If you’ve already decided you need to narrow things down but only a little bit, let ‘or’ be your mantra. This, the most expansive of operators indicates you are still open to possibilities. It just means that now, after you have done some digging you think there are particular jobs you have identified as ones-to- watch. ‘Or’ says that substitutions have value and you are not settling. It means you are gearing your cover letters and resumes towards these desired jobs but maybe aren’t ready to eliminate skills and experiences that will read as general or inapplicable because employers might be ‘or’ people too and see those as transferable.
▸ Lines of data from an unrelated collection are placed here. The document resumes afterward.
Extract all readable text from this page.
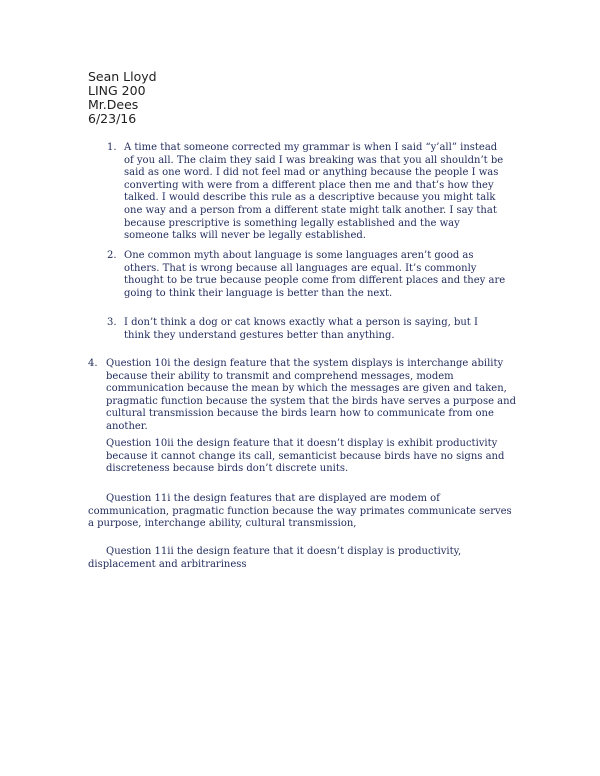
Sean Lloyd
LING 200
Mr.Dees
6/23/16
1. A time that someone corrected my grammar is when I said “y’all” instead of you all. The claim they said I was breaking was that you all shouldn’t be said as one word. I did not feel mad or anything because the people I was converting with were from a different place then me and that’s how they talked. I would describe this rule as a descriptive because you might talk one way and a person from a different state might talk another. I say that because prescriptive is something legally established and the way someone talks will never be legally established.
2. One common myth about language is some languages aren’t good as others. That is wrong because all languages are equal. It’s commonly thought to be true because people come from different places and they are going to think their language is better than the next.
3. I don’t think a dog or cat knows exactly what a person is saying, but I think they understand gestures better than anything.
4. Question 10i the design feature that the system displays is interchange ability because their ability to transmit and comprehend messages, modem communication because the mean by which the messages are given and taken, pragmatic function because the system that the birds have serves a purpose and cultural transmission because the birds learn how to communicate from one another.
Question 10ii the design feature that it doesn’t display is exhibit productivity because it cannot change its call, semanticist because birds have no signs and discreteness because birds don’t discrete units.
Question 11i the design features that are displayed are modem of communication, pragmatic function because the way primates communicate serves a purpose, interchange ability, cultural transmission,
Question 11ii the design feature that it doesn’t display is productivity, displacement and arbitrariness
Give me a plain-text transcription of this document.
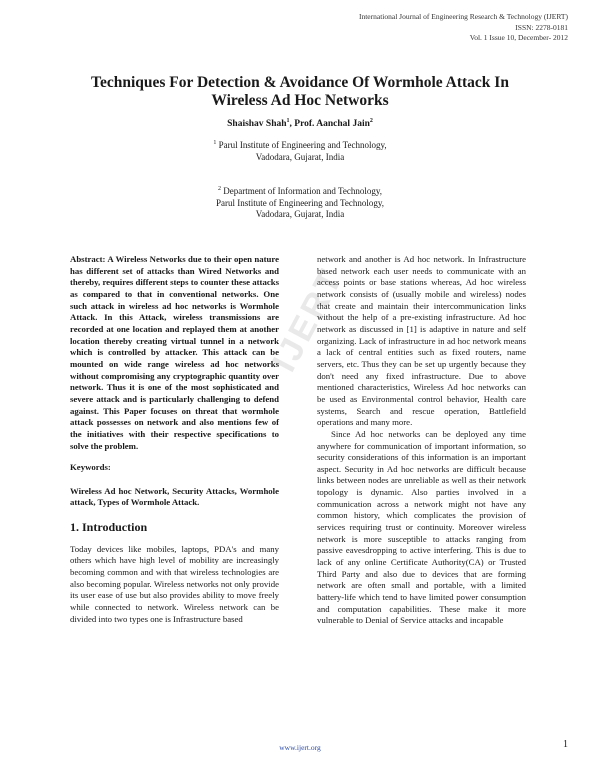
International Journal of Engineering Research & Technology (IJERT)
ISSN: 2278-0181
Vol. 1 Issue 10, December- 2012
Techniques For Detection & Avoidance Of Wormhole Attack In
Wireless Ad Hoc Networks
Shaishav Shah$^1$, Prof. Aanchal Jain$^2$
$^1$ Parul Institute of Engineering and Technology,
Vadodara, Gujarat, India
$^2$ Department of Information and Technology,
Parul Institute of Engineering and Technology,
Vadodara, Gujarat, India
IJERT

Abstract: A Wireless Networks due to their open nature has different set of attacks than Wired Networks and thereby, requires different steps to counter these attacks as compared to that in conventional networks. One such attack in wireless ad hoc networks is Wormhole Attack. In this Attack, wireless transmissions are recorded at one location and replayed them at another location thereby creating virtual tunnel in a network which is controlled by attacker. This attack can be mounted on wide range wireless ad hoc networks without compromising any cryptographic quantity over network. Thus it is one of the most sophisticated and severe attack and is particularly challenging to defend against. This Paper focuses on threat that wormhole attack possesses on network and also mentions few of the initiatives with their respective specifications to solve the problem.

Keywords:

Wireless Ad hoc Network, Security Attacks, Wormhole attack, Types of Wormhole Attack.

1. Introduction

Today devices like mobiles, laptops, PDA's and many others which have high level of mobility are increasingly becoming common and with that wireless technologies are also becoming popular. Wireless networks not only provide its user ease of use but also provides ability to move freely while connected to network. Wireless network can be divided into two types one is Infrastructure based

network and another is Ad hoc network. In Infrastructure based network each user needs to communicate with an access points or base stations whereas, Ad hoc wireless network consists of (usually mobile and wireless) nodes that create and maintain their intercommunication links without the help of a pre-existing infrastructure. Ad hoc network as discussed in [1] is adaptive in nature and self organizing. Lack of infrastructure in ad hoc network means a lack of central entities such as fixed routers, name servers, etc. Thus they can be set up urgently because they don't need any fixed infrastructure. Due to above mentioned characteristics, Wireless Ad hoc networks can be used as Environmental control behavior, Health care systems, Search and rescue operation, Battlefield operations and many more.

Since Ad hoc networks can be deployed any time anywhere for communication of important information, so security considerations of this information is an important aspect. Security in Ad hoc networks are difficult because links between nodes are unreliable as well as their network topology is dynamic. Also parties involved in a communication across a network might not have any common history, which complicates the provision of services requiring trust or continuity. Moreover wireless network is more susceptible to attacks ranging from passive eavesdropping to active interfering. This is due to lack of any online Certificate Authority(CA) or Trusted Third Party and also due to devices that are forming network are often small and portable, with a limited battery-life which tend to have limited power consumption and computation capabilities. These make it more vulnerable to Denial of Service attacks and incapable

www.ijert.org	1
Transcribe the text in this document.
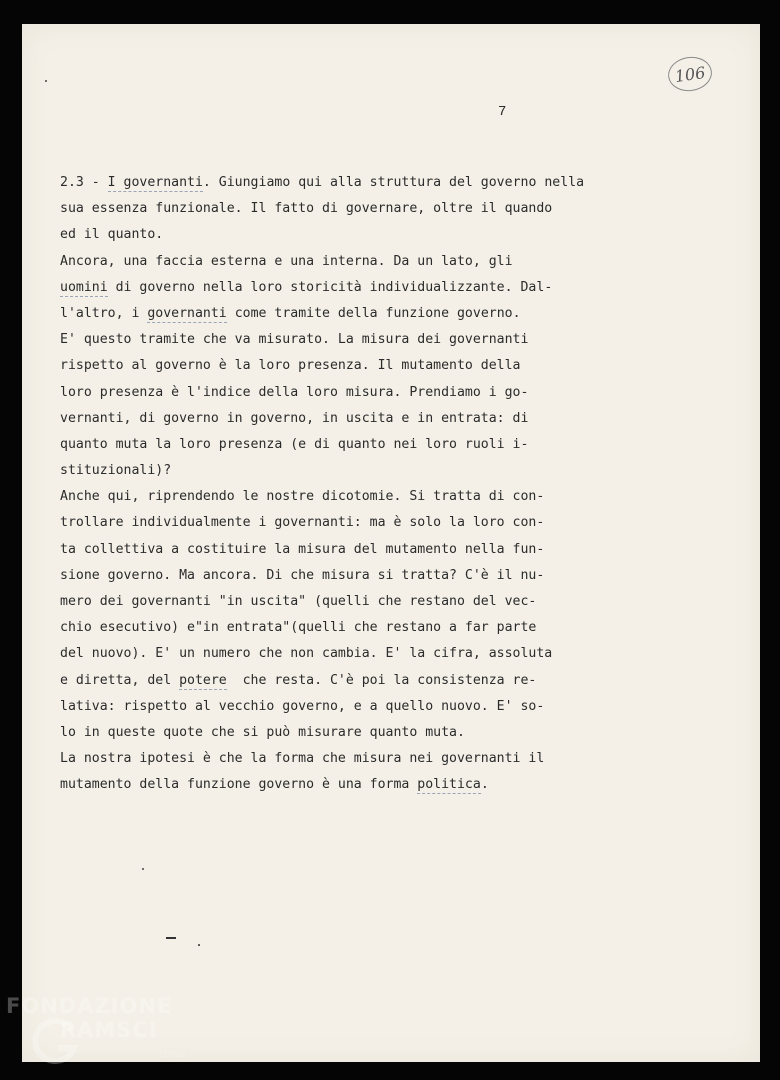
106
7
2.3 - I governanti. Giungiamo qui alla struttura del governo nella
sua essenza funzionale. Il fatto di governare, oltre il quando
ed il quanto.
Ancora, una faccia esterna e una interna. Da un lato, gli
uomini di governo nella loro storicità individualizzante. Dal-
l'altro, i governanti come tramite della funzione governo.
E' questo tramite che va misurato. La misura dei governanti
rispetto al governo è la loro presenza. Il mutamento della
loro presenza è l'indice della loro misura. Prendiamo i go-
vernanti, di governo in governo, in uscita e in entrata: di
quanto muta la loro presenza (e di quanto nei loro ruoli i-
stituzionali)?
Anche qui, riprendendo le nostre dicotomie. Si tratta di con-
trollare individualmente i governanti: ma è solo la loro con-
ta collettiva a costituire la misura del mutamento nella fun-
sione governo. Ma ancora. Di che misura si tratta? C'è il nu-
mero dei governanti "in uscita" (quelli che restano del vec-
chio esecutivo) e"in entrata"(quelli che restano a far parte
del nuovo). E' un numero che non cambia. E' la cifra, assoluta
e diretta, del potere  che resta. C'è poi la consistenza re-
lativa: rispetto al vecchio governo, e a quello nuovo. E' so-
lo in queste quote che si può misurare quanto muta.
La nostra ipotesi è che la forma che misura nei governanti il
mutamento della funzione governo è una forma politica.
FONDAZIONE
RAMSCI
Onlus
Once you’ve been at it for awhile, job hunting and the application process can prove to be time consuming. It might be time to whip things into shape with ‘and’. This says you are being more judicious about choosing job titles to apply within. Using ‘and’ as your mantra says you are still going to keep your eyes open for but now you are focusing on some specifics. It means your application materials are directed to those chosen positions, clearly pointing the search committee towards key experiences which will turn them on to what makes you a strong candidate. As an ‘and’ person, to the employer your application should show them the reasons you are excited about this particular job, in this institution as well as how your background and interests make you capable of a lot more given an opportunity.
Most of us have heard ‘never say can’t’, suggesting that negative words mean there is an absence of the possible and we should go out of our way to think of what can be. Our mentors and peers want us to be positive in the face of adversity. ‘Not’ initially might seem like saying ‘can’t’ but with Boolean operators as your mantra this lovely little connection means you are focused and driven. For the job hunt you maybe have gotten to the point where submitting ‘just in case’ is no longer something you want to spend your hard earned time on. It says you know something about the job and you don’t want to waste any search committee’s time by submitting what for them would be deemed an arbitrary application. It says you have value for particular reasons, you have built your materials to showcase those big ticket experiences which they are looking for; and it probably means you’ve done the difficult task of editing your resume down to really the pertinent items. Yes, ‘not’ is elegant in its decisiveness. It values known item searches and as a mantra it says you have a clear vision.
Think carefully about how you are conducting your hunt and start to let your mantra shine through. Boolean operators in the library and information world are one example of a simple yet incredibly useful tool which function to not only tie us to our field but act as a mantra for how to approach the hunt, our application materials and how we respond to the Nos and someday, the YES.
There are many tutorials on using these Boolean gems from libraries everywhere such as Bowling Green State University’s Library Basics: “Guides to getting started at University Libraries. Search tips, source evaluation and more.” June 4, 2013. http://libguides.bgsu.edu/content.php?pid=20573&sid=145033 . Many of these guides helpfully include images for patrons to understand how their choice affects their outcomes, but my favorite so far is the video tutorial by Emily Wixon and Lexy Spry, Chemistry Library at the University of Wisconsin-Madison (2008, “Boolean Operators” http://youtu.be/xsSZps3NH-M ). These ladies put them into the context of everyday life and really make it easy for searchers to understand how often we use these operators.
Katie recently graduated with a masters in Art History from Pratt Institute. She is a Library and Information Science graduate from the University of Washington’s iSchool as well. She has worked in many states across the country for libraries, teaching, in the film industry, office job amazingness and was even once outfitted as Miffy for Nickelodeon during a Kid’s Choice party. Having just completed her thesis, Katie is currently living and making art in her hometown of Anchorage, Alaska.